~ by Mark Pattison, Catholic News Service
A joint report by the Kino Border Initiative and Network, the Catholic social justice lobby, details complaints lodged against U.S. Customs and Border Protection agents against those seeking asylum at the Arizona-Mexico border.
The 34 specific incidents in the report are just the tip of the iceberg, according to Joanna Williams, the new executive director of the Kino Border Institute.
The report, “Due Process Denied,” is based on exchanges earlier this year between Kino officials and Alejandro Mayorkas, Secretary of Homeland Security. The initial volley, according to Williams, came from Kino in February, with a list of complaints against Custom and Border Protection over alleged abused during the Trump administration.
One incident documented in “Due Process Denied” is a case Williams worked on herself.
A would-be asylum-seeker having entered the U.S. from Guatemala made her way to the U.S. government agency’s border facility in Tucson, Arizona. “She was sent into a room with a TV, and on the TV screen it said that if anyone was experiencing violence, they should speak to an agent. She then called the agents and said she wanted to apply for asylum. They told her that was unavailable because of the pandemic,” the report said.
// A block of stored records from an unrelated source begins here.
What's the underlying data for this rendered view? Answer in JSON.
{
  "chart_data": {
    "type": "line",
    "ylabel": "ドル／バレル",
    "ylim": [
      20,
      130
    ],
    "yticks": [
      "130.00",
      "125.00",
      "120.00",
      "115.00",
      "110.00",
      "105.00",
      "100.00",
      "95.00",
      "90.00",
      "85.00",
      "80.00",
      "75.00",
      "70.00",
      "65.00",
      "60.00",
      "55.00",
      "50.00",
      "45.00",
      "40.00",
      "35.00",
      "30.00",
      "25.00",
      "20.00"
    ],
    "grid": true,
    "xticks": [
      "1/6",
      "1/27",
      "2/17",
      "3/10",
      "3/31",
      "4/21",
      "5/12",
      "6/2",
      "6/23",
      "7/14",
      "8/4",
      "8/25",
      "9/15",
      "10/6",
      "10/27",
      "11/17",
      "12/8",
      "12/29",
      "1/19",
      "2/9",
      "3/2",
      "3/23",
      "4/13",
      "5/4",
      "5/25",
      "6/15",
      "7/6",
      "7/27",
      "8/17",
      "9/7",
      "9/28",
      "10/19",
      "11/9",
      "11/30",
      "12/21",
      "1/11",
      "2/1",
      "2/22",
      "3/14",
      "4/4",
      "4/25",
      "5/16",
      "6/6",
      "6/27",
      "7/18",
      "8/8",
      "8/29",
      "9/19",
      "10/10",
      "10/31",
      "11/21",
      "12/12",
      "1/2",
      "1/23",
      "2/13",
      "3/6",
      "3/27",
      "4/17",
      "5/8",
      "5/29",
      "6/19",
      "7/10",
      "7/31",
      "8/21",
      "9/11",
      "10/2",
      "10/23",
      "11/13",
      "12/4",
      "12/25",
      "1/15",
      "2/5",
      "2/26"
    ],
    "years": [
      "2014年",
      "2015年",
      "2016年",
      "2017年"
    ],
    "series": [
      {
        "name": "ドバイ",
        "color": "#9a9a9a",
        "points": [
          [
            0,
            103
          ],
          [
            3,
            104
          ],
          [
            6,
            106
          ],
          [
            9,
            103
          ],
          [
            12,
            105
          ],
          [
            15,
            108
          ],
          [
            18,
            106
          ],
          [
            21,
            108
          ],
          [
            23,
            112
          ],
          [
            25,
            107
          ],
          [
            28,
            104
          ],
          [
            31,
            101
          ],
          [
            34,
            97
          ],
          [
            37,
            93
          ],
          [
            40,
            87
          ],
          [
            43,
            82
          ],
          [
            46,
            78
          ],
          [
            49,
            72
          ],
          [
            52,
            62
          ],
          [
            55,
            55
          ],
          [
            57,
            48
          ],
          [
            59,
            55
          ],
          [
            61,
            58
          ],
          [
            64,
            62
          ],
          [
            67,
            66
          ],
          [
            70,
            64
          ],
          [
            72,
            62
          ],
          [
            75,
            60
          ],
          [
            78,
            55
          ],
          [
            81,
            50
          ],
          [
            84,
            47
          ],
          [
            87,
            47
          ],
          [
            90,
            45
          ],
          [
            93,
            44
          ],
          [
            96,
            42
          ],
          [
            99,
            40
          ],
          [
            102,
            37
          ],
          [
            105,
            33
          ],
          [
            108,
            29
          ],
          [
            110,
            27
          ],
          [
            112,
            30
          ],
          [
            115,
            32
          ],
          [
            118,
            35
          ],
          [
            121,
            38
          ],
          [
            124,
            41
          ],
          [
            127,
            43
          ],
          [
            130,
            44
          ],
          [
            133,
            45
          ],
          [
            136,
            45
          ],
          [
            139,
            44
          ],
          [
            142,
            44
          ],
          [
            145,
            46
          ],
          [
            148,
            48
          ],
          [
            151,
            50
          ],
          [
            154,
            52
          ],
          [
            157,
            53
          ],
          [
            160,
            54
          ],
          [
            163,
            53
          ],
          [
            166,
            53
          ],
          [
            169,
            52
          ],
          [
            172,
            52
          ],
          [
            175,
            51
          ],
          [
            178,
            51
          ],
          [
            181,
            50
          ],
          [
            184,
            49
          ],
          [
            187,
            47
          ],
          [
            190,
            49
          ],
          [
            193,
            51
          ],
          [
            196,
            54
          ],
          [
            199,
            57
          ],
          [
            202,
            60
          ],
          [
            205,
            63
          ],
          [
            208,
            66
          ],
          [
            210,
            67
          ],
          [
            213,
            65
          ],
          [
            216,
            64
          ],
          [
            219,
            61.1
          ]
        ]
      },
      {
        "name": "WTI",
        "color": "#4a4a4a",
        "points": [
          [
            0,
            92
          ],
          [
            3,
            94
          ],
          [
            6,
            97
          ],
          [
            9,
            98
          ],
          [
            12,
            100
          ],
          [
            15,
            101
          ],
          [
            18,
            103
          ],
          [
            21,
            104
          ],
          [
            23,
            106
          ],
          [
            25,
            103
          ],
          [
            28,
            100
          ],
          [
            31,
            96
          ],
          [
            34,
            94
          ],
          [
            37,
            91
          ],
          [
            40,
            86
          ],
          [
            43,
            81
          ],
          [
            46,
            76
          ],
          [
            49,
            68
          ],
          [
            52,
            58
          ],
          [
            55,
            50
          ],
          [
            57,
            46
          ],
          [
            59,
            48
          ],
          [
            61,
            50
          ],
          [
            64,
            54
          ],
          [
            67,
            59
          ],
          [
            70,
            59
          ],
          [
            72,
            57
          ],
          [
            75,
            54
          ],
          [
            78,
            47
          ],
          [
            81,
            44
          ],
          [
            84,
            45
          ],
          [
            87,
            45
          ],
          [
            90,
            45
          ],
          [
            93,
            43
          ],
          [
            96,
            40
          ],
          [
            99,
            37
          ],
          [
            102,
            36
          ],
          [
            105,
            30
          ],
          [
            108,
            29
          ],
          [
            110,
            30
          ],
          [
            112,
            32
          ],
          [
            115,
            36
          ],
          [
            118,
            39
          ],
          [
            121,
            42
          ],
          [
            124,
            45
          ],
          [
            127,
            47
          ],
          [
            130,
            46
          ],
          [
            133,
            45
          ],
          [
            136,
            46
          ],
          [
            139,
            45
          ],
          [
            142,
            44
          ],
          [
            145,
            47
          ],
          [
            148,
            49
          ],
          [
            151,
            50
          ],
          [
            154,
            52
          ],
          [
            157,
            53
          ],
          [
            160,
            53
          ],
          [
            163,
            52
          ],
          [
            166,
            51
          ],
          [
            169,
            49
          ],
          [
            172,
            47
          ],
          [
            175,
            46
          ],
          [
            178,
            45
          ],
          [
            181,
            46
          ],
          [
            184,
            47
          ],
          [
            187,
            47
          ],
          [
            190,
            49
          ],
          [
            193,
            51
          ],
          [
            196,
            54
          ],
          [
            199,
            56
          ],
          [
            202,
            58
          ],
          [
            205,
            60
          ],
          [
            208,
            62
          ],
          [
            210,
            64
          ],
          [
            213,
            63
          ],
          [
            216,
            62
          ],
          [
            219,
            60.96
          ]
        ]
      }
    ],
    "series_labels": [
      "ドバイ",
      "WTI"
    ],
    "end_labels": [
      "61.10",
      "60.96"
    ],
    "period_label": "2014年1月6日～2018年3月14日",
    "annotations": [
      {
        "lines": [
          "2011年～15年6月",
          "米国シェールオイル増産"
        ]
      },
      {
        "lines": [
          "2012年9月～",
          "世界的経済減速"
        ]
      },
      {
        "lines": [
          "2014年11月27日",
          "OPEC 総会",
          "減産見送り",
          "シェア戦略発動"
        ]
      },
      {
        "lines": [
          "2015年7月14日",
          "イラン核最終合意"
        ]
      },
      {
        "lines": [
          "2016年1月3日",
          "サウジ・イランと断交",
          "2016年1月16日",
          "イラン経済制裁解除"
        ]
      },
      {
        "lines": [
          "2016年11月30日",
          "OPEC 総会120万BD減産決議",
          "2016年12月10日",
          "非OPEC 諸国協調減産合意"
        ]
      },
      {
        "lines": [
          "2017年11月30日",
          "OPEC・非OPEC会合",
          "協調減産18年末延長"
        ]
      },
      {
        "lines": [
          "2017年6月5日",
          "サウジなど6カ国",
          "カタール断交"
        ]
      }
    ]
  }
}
“The agents started yelling at her that she should have gone to a port of entry if she wanted asylum, and that she was breaking the law by coming this way. They said that she was does was the mafia does, crossing the border illegally. Additionally, officers threw the name of her abuser in her face and taunted her, telling her they were going to call him.
“She felt humiliated by the agent’s actions. By this time, she had had three separate agents decline to help her apply for asylum,” the report said, adding that the woman was expelled to Mexico the next morning.” Kino has yet to hear from the agency about the complaint’s status.”
“We really haven’t seen any improvement in the way people fleeing violence are being treated. It tuns contrary to our Catholic values,” Williams told Catholic News Service. Since joining Kino in 2016, “this is my third administration,” she said. “We always believe we could work toward being a more welcoming country. That’s part of our Catholic values.”
While Kino waits for a response, Williams was heartened by a September 2 ruling by a U.S. district judge for the Southern District of California that declared illegal the government’s “turnback” policy of the past four years, where it would refuse to process asylum requests at ports of entry at the southern border, forcing would be asylum-seekers to go back into Mexico and wait for weeks or months before filing an asylum request.
“That’s huge news,” Williams said. “It recognizes that we need to respect U.S. law at the border and we just can’t push it aside for convenience’s sake. The moral and community implications of this is a sign of hope after years of work,” she said, but she also added: “We still have an uphill battle.”